4. Partecipa alle riunioni del consiglio di
amministrazione, senza diritto di voto per le delibere
riguardanti il bilancio, il direttore dei servizi generali e
amministrativi, che svolge le funzioni di segretario del
consiglio stesso.
Art. 5.
(Collegio dei docenti).
1. Il collegio dei docenti ha compiti di indirizzo,
programmazione, coordinamento e monitoraggio delle attività
didattiche ed educative. Esso provvede in particolare, alla
elaborazione del piano dell'offerta formativa.
2. Il collegio dei docenti si articola in dipartimenti
disciplinari, e può anche istituire ulteriori forme
organizzative quali commissioni, gruppi di lavoro e di
progetto, ritenute idonee allo svolgimento dei propri compiti.
Tale organizzazione del collegio è recepita dal regolamento di
istituto di cui all'articolo 3, comma 1, lettera d).

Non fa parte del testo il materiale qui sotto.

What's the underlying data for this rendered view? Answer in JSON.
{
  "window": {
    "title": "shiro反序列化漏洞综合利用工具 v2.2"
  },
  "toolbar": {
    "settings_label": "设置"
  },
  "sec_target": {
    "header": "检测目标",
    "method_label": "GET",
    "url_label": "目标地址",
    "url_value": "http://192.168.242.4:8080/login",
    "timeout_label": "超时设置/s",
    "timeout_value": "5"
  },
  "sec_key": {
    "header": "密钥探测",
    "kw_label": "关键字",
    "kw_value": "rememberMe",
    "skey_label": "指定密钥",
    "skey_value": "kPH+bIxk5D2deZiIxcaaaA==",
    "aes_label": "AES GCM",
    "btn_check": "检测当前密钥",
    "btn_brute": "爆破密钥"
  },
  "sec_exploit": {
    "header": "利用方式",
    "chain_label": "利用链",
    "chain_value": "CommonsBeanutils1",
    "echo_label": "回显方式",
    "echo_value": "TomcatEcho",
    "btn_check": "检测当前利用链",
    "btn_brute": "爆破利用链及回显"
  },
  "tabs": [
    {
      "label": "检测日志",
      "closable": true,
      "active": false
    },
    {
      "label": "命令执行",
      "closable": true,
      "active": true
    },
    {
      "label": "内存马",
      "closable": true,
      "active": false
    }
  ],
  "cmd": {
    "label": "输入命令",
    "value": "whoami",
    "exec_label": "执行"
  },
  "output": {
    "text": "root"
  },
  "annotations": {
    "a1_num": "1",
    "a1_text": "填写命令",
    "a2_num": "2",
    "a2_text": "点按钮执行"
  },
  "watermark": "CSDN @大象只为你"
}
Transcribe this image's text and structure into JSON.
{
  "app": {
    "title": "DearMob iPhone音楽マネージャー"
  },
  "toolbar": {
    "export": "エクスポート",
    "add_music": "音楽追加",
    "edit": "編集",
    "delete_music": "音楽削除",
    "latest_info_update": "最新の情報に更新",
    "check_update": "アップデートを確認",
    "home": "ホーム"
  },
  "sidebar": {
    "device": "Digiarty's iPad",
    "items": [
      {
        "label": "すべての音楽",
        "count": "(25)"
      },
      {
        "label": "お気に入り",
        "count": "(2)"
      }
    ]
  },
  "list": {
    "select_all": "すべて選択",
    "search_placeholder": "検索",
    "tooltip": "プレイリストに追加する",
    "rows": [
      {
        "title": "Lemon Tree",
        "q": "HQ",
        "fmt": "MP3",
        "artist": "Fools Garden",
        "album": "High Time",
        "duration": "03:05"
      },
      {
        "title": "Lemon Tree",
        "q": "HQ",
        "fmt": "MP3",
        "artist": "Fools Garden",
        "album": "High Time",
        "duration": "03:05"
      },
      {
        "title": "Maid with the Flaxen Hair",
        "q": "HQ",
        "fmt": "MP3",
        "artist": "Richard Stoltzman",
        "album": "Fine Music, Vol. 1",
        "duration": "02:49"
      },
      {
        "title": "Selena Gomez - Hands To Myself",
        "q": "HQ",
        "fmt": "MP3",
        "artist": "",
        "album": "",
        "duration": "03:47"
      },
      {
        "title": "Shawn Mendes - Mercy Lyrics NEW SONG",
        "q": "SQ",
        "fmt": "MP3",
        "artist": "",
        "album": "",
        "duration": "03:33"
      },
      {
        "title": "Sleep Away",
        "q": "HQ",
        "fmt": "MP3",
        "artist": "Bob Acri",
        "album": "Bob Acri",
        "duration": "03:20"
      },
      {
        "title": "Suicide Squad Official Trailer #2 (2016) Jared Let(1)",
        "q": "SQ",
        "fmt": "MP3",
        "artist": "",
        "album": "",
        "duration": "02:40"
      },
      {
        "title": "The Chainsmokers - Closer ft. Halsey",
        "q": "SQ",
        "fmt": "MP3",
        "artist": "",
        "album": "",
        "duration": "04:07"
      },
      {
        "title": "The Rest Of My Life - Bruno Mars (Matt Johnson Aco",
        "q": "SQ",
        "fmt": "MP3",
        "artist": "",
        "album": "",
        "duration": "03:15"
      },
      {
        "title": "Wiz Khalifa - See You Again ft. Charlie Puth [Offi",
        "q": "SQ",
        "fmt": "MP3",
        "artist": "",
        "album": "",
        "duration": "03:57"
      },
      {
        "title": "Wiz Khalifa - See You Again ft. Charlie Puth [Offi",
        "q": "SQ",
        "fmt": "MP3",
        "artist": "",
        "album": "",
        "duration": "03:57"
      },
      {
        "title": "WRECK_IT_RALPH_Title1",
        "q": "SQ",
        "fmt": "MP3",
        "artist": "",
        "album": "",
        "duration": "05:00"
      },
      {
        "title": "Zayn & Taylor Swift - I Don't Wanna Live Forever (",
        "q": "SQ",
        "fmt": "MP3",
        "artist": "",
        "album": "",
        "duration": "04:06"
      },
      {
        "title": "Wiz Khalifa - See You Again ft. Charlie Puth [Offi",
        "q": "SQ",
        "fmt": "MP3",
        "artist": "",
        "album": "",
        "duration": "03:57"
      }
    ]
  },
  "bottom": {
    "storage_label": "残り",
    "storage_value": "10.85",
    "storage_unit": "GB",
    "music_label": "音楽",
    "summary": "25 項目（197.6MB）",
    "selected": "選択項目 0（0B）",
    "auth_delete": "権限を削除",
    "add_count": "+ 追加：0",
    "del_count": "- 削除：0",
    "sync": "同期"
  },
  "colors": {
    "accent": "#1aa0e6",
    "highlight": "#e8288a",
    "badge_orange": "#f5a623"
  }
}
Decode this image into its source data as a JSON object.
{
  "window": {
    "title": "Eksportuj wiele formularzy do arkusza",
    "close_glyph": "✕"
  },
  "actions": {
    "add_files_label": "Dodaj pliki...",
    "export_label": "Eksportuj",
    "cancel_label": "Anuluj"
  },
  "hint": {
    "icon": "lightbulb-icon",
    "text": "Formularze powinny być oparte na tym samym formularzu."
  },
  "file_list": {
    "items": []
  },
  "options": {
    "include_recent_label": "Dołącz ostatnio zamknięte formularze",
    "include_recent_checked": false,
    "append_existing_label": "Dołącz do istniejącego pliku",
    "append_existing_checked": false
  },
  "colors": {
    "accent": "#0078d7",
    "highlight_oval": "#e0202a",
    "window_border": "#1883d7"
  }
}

3. Il collegio dei docenti è presieduto e convocato dal
dirigente scolastico, che stabilisce l'ordine del giorno dei
lavori.
Art. 6.
(Valutazione collegiale degli alunni).
1. I docenti, nell'esercizio della propria responsabilità
professionale, valutano in sede collegiale gli alunni,
periodicamente ed alla fine dell'anno scolastico, secondo
modalità organizzative coerenti con i percorsi formativi degli
alunni stessi indicate dal regolamento di istituto di cui
all'articolo 3, comma 1, lettera d).
Art. 7.
(Nuclei di valutazione di istituto).
1. Ciascuna istituzione scolastica costituisce, anche in
raccordo con il servizio nazionale di valutazione, un nucleo
di valutazione del funzionamento della scuola e della qualità
complessiva del servizio scolastico, composto in prevalenza da
esperti nel campo della valutazione, secondo modalità definite
con il regolamento di istituto di cui all'articolo 3, comma 1,
lettera d).
Art. 8.
(Partecipazione e diritti degli studenti
e delle famiglie).
1. Le istituzioni scolastiche, nell'ambito dell'autonomia
organizzativa e didattica riconosciute dalla legge,
valorizzano la partecipazione alle attività della scuola degli
studenti e delle famiglie, di cui garantiscono i diritti di
riunione e di associazione.
2. Salvo quanto previsto dall'articolo 4, comma 1, ultimo
periodo, il regolamento di istituto di cui all'articolo 3,
comma 1, lettera d), può stabilire altre forme di
partecipazione dei genitori e degli studenti. Si applica anche
ai genitori quanto previsto per gli studenti dall'articolo 2,
commi 9 e 10, del regolamento di cui al decreto del Presidente
della Repubblica 24 giugno 1998, n. 249.
Art. 9.
(Abrogazioni).
1. Sono abrogate le disposizioni di cui alla parte I,
titolo I, capi I, V, VI e VII, del testo unico di cui al
decreto legislativo 16 aprile 1994, n. 297, e successive
modificazioni, incompatibili con la presente legge.